Она так долго снилась мне... - Коэн Тьерри (книги онлайн полные txt) 📗
Он оставил меня размышлять над его словами и отошел, задумчиво опустив голову.
— Я бы поступил так же, как и ты, — сказал мне Жош.
Хлоя на минуту задумалась, прежде чем высказать свое мнение.
— Я понимаю, что тебе хотел сказать твой начальник. Но у меня есть еще несколько соображений, только подтверждающих, впрочем, его позицию.
— Какие же такие соображения? — удивленно спросил я.
Мы собрались в «Итальянском кафе». Я рассказал им обо всех последних событиях во всех подробностях.
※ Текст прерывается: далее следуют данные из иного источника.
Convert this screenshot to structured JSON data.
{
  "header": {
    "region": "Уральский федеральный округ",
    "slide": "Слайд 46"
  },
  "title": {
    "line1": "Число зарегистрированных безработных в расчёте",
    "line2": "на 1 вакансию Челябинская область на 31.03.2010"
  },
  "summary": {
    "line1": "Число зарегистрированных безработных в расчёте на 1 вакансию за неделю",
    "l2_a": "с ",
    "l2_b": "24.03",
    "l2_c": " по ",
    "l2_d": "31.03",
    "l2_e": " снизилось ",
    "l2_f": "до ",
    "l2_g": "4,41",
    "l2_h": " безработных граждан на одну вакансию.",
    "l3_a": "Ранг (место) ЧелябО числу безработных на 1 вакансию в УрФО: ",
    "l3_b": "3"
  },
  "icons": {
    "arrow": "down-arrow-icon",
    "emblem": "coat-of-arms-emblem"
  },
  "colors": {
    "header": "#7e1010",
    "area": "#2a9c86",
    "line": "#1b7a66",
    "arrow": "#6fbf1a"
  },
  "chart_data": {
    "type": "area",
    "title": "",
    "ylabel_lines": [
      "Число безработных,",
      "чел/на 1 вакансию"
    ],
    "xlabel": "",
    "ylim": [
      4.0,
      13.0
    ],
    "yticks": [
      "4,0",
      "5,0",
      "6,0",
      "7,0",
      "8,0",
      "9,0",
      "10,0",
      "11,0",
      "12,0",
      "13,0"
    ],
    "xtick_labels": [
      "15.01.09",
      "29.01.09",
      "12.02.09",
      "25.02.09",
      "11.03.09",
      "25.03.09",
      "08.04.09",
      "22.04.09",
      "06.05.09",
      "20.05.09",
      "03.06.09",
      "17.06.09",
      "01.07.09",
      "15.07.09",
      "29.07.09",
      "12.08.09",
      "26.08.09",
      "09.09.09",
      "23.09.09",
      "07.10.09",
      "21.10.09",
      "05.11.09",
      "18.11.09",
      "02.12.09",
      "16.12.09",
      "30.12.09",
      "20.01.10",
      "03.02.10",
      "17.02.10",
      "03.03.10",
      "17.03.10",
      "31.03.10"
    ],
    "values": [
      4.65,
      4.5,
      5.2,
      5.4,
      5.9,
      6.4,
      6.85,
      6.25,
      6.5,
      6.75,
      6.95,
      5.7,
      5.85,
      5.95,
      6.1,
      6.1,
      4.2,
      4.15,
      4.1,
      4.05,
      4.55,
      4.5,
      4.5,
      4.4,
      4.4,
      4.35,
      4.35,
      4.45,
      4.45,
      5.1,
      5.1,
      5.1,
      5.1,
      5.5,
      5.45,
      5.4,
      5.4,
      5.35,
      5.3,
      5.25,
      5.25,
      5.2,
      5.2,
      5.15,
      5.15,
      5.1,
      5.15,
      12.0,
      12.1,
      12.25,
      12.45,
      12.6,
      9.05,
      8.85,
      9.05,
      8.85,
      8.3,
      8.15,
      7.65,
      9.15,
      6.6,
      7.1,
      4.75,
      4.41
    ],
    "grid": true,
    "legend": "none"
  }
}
— Например, те немногие романы, которые у тебя были на моей памяти. В том числе и наш. Ты всегда оказывался неспособен сочинить что-то. Ты всегда хотел быть цельным, честным, беспристрастным до обидного. А ведь верно, что в любви нельзя не сочинять.
— Врать? Мистифицировать?
Она пожала плечами.
— Да, порой. Ради блага другого. Когда это служит делу любви.
— Не совсем с тобой согласен, — произнес Жош.
— Почему еще? — поинтересовалась Хлоя.
— Можно сочинять — даже приврать, — если это легкий романчик. Если это не любовь. Чтобы сгладить углы. Чтобы сделать приятное партнеру. Но, когда ты действительно влюблен, ты не можешь врать. Если начинается настоящая любовь, а ты врешь или жульничаешь, ты разрушаешь ее.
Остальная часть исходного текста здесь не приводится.